Lydia Burns
If you work in construction, you know that we have a problem. We need more young people! Someone needs to connect the countless dots of classroom learning, workplace skills, career awareness, and student interests. Lydia Burns is that connector of dots.
More formally, Lydia is known as a senior manager with Allied Construction Industries, a trade group that works on advocacy, networking, and solutions for anyone within the construction industry. Lydia’s specific focus is on the Construction Career Center, and even more specifically their K-12 programs, which work to familiarize students with various aspects of construction. The goal of these programs is to increase the number of young people heading into construction.
Here is what the ACI program does:
Takes a systemic, big-picture approach to increasing student awareness and working them toward actual jobs,
Fosters relationships between companies and groups of students as early as 5th grade,
Seeks to reduce the anxiety many students feel regarding the math skills that are foundational to jobs in engineering and construction,
Helps schools develop and implement project-based learning curriculum focusing on connecting math lessons to the real-world applications,
Engages students in an actual small-scale construction project within the school building,
Coordinates sequential training: 7th-grade framing, 8th-grade pipefitting, 9th-grade electrical, and so on.

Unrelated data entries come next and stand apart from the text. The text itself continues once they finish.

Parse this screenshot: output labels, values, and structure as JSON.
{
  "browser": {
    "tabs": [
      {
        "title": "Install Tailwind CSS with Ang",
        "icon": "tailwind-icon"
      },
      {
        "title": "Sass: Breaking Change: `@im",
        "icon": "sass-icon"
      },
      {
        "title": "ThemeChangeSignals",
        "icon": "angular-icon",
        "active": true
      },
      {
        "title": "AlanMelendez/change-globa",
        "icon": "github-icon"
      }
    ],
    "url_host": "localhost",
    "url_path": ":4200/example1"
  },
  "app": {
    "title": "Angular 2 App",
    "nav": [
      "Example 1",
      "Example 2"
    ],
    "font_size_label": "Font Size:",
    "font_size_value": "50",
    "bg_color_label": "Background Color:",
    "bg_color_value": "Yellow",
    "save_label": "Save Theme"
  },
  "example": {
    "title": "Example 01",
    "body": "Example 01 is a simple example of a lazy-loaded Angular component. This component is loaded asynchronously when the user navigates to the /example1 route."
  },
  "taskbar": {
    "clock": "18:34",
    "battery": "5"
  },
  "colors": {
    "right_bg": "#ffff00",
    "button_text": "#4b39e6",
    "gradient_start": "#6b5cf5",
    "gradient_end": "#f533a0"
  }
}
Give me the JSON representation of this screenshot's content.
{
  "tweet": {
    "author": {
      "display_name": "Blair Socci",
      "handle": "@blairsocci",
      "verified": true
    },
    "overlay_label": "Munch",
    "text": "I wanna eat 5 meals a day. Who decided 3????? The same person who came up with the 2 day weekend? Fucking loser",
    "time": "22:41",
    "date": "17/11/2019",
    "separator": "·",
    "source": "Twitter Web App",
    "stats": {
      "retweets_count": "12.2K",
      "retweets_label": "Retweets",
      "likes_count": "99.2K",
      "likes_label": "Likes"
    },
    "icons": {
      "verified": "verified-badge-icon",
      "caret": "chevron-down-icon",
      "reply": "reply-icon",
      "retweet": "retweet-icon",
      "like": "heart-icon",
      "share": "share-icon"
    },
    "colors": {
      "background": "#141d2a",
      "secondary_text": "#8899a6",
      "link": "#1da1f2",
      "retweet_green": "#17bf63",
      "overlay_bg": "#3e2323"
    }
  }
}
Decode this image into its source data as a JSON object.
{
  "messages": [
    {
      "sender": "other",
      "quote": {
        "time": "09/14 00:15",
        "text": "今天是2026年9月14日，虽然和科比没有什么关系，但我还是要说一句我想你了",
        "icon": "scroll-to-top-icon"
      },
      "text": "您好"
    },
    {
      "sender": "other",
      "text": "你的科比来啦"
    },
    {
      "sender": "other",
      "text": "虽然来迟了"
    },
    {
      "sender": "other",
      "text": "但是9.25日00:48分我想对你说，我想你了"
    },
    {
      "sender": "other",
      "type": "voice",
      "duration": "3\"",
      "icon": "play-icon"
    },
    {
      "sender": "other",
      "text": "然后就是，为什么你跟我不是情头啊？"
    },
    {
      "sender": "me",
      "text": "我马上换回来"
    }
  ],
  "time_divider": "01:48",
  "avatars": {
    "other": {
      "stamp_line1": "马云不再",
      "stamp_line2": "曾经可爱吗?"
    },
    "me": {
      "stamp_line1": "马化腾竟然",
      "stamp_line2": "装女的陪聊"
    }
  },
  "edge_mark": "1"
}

As you can imagine, there are challenges to this kind of work. Changing public school curriculum takes time. Putting a bunch of inexperienced high school kids in the middle of a mock construction project has risks. It’s difficult to coordinate the schedules and align the instruction of various educators and contractors.
Here are some of the things ACI does to meet these challenges:
Becomes familiar with the entire public school administrative structure within a state and district;
Facilitate communication and policy alignment among OSHA, insurance companies, attorneys, and schools regarding the presence of minors on work sites;
Establishes and enforces GPA requirements and other eligibility requirements for participants;
Equips classroom teachers with lesson plans that focus on hands-on-learning .
As a result of their work, ACI in the Cincinnati Public Schools has seen students receive industry-recognized credentials before they leave high school.
Here are some other bits and pieces from this episode:
Tyler and Lydia share their own frustrations with math back in the day.
We explore how working in residential construction can lead to work in industrial construction.
Lydia explains the message she communicates to school districts: “Hope is not a strategy.”
We celebrate that most state departments of education have finally acknowledged that not everyone should be heading to college.